Feb. 02--The town of Greenwich has been found not liable in a lawsuit filed by a man left paralyzed after a collision with a town fire police truck in 2006. William Kumah, of Amityville, N.Y., had accused the town of negligence and nuisance for the Cos Cob Fire Police's safety efforts following a jackknifed tractor-trailer and oil spill on I-95.

The ruling comes as a relief to Greenwich lawmakers, who had adamantly supported the fire police response while facing demands for as much $12 million from the plaintiff. But it's not just about avoiding damages, town emergency officials said -- they hope the ruling could help spur new protections for fire police personnel.

The victory, however, is bittersweet for the town.

"We are never pleased when anyone gets hurt, and we have great sympathy for (Mr. Kumah's) injuries," said Town Attorney John Wayne Fox, "but sometimes things are truly accidents. The town is not liable."

"The other aspect we are sensitive to is the volunteers that put their lives in danger to protect drivers, to protect police and to protect accident scenes," Fox said.

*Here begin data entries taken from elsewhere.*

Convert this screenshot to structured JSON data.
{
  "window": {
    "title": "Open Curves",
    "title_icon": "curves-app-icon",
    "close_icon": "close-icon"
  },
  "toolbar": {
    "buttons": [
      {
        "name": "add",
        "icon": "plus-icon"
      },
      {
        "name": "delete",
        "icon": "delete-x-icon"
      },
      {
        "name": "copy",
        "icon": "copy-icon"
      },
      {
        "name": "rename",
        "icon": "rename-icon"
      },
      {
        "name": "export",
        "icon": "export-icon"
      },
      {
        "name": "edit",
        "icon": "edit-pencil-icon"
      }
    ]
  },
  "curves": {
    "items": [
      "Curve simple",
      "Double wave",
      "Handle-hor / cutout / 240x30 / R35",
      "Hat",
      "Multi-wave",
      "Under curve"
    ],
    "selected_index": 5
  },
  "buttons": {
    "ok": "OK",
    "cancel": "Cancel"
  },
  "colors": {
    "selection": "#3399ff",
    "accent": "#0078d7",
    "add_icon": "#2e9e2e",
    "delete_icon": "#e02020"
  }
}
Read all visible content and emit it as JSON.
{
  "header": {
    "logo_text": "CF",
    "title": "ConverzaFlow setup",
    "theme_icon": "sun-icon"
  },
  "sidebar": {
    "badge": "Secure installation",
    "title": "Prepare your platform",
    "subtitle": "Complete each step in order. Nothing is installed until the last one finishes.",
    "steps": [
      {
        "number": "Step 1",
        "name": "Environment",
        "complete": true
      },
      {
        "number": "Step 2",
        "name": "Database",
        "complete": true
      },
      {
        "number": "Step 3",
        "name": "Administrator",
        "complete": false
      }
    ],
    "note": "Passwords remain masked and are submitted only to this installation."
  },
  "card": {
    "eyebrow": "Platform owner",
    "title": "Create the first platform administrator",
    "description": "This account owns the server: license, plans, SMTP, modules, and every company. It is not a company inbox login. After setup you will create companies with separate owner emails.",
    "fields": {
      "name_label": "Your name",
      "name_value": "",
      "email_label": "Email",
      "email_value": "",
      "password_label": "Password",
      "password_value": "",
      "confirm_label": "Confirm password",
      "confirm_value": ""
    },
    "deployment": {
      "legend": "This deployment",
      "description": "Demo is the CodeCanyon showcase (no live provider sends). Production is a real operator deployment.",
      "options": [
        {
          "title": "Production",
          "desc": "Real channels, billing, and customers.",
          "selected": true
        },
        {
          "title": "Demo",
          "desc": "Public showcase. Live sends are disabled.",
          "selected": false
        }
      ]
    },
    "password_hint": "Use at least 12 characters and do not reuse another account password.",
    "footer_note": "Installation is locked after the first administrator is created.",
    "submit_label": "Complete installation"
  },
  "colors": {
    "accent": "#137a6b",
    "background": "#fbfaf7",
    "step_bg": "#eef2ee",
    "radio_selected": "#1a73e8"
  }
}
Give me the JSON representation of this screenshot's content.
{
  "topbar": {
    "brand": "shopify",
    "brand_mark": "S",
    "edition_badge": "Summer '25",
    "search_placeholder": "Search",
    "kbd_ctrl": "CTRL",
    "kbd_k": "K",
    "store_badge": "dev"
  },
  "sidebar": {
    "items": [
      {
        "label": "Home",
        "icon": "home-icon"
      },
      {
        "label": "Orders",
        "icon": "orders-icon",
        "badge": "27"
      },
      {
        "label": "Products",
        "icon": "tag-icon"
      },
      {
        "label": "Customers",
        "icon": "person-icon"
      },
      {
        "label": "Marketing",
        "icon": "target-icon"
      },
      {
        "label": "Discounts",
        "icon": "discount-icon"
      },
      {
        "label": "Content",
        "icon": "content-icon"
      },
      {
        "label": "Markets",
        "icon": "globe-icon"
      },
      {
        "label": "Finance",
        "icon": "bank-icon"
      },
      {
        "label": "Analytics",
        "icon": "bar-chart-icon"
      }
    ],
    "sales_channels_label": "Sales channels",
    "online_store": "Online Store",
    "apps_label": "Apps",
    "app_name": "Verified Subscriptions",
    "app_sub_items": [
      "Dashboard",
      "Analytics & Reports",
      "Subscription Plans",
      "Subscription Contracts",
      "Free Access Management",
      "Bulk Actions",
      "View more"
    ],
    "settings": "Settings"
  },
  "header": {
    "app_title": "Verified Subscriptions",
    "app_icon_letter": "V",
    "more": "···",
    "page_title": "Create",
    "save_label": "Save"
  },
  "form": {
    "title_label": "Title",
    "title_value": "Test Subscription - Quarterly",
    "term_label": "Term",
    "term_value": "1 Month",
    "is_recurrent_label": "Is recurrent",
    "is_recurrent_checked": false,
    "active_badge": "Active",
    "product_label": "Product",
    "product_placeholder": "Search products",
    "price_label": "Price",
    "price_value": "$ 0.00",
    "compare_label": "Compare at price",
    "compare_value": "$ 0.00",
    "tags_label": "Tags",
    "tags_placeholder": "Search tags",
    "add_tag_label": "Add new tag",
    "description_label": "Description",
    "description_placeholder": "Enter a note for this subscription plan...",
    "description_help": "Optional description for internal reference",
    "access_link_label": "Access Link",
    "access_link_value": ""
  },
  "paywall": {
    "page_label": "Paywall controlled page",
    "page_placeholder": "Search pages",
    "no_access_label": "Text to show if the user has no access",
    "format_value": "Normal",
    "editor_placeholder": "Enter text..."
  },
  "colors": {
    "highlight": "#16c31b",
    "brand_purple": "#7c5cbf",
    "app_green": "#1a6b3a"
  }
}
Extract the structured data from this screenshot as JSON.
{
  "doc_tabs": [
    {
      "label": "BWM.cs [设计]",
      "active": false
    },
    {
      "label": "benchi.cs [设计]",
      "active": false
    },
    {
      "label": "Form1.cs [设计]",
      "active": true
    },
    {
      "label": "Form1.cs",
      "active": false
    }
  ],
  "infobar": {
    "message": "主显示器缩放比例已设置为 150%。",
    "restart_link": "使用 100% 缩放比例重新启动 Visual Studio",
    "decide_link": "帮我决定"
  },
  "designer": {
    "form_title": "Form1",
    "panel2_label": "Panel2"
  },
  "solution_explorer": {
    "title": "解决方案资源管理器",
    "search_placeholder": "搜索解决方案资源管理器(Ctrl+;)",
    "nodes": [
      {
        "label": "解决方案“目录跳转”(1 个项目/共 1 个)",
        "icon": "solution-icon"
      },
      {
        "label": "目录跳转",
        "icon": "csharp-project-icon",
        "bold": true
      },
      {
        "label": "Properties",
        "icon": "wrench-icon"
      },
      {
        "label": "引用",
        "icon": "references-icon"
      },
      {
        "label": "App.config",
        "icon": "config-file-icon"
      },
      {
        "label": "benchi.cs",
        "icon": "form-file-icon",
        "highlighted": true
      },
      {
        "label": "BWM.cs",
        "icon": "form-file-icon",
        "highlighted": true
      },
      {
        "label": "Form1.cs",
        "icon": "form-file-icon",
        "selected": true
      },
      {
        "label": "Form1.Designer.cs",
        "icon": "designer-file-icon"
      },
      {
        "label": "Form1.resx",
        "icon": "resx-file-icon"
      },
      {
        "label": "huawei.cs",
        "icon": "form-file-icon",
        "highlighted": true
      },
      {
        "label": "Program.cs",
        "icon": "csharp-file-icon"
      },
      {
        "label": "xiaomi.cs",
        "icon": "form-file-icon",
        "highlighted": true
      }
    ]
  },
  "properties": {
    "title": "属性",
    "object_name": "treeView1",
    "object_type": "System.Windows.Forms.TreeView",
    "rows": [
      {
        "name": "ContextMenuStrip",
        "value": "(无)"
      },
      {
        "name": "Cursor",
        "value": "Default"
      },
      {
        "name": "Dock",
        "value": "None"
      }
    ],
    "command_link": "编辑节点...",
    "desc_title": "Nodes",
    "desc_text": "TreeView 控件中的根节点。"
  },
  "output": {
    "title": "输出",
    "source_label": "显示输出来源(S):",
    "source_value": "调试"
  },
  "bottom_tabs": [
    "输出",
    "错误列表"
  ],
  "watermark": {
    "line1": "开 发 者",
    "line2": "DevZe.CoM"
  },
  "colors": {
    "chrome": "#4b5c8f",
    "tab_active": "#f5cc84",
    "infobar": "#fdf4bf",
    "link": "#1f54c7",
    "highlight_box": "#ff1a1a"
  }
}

In the early morning hours of September 3, 2006, just before 2 a.m., truck driver Leo Brown lost control of his rig near the end of the Mianus River Bridge on I-95 South. It jackknifed, slammed into a jersey barrier and ruptured its saddle tank before coming to a stop in the right and center lanes of the highway. Diesel fuel gushed onto the highway.

Greenwich emergency workers were among the first to respond. The Cos Cob Fire Police, an all-volunteer force responsible for protecting accident scenes and providing firefighters with support, joined them, cordoning off the area with flares, cones and a fire truck parked diagonally across the highway, lights spinning.

"We were doing our job correctly," said Cos Cob Fire Police Chief Brian Kelly, who was onsite at the time of the crash.

Shortly thereafter, Kumah was traveling south when he struck the fire truck and crashed into the bridge railing, causing him severe injury including, later, paraplegia.

The central allegation of Kumah's lawsuit was that the fire truck hadn't been properly positioned so that its lights were visible to oncoming traffic.

First filing suit in 2008, Kumah maintained the town's actions, by way of the Cos Cob Fire Police, had been negligent, in its allegedly incorrect positioning of the truck, and a nuisance, in that the truck created a hazard on the highway.

The jury for the case was selected on Dec. 12 last year, and made its ruling in favor of the town on Jan. 24.

"On the negligence count, they found the town's acts were discretionary and that we could not be held accountable," said Fox. "On the nuisance count, given the circumstance, the actions taken by the town of Greenwich and the Cos Cob Fire Police were reasonable given the severity of the accident."

Town fire officials are happy with the result, but they aren't exactly celebrating.

"There's no fanfare," said Fire Chief Peter Siecienski. "We're certainly upset that (Mr. Kumah) was injured in the crash, but we continue to maintain that the actions of the volunteer firefighters and fire police involved were reasonable and prudent. I'm happy that was recognized in a positive verdict for the town."

But even with the jury supporting Greenwich's response in the end, Siecienski said the 7 1/2 years of uncertainty and pain, as well as the high stakes at play -- Kumah's lawyers were requesting nearly $12 million during the proceedings -- meant more steps have to be taken to protect emergency service workers.

"Everyone who monitored this case was afraid of what effect it would have on towns along interstate highways if the reasonable and prudent actions of these responders were not recognized," he said. "If the town won't be protected, why would the town try to protect these areas? We'd be targets."

Fire officials said they would support legislation protecting emergency service responders, especially fire police, from legal action stemming from operations on interstate highways. Siecienski said he wasn't afraid to propose that legislation himself, if need be.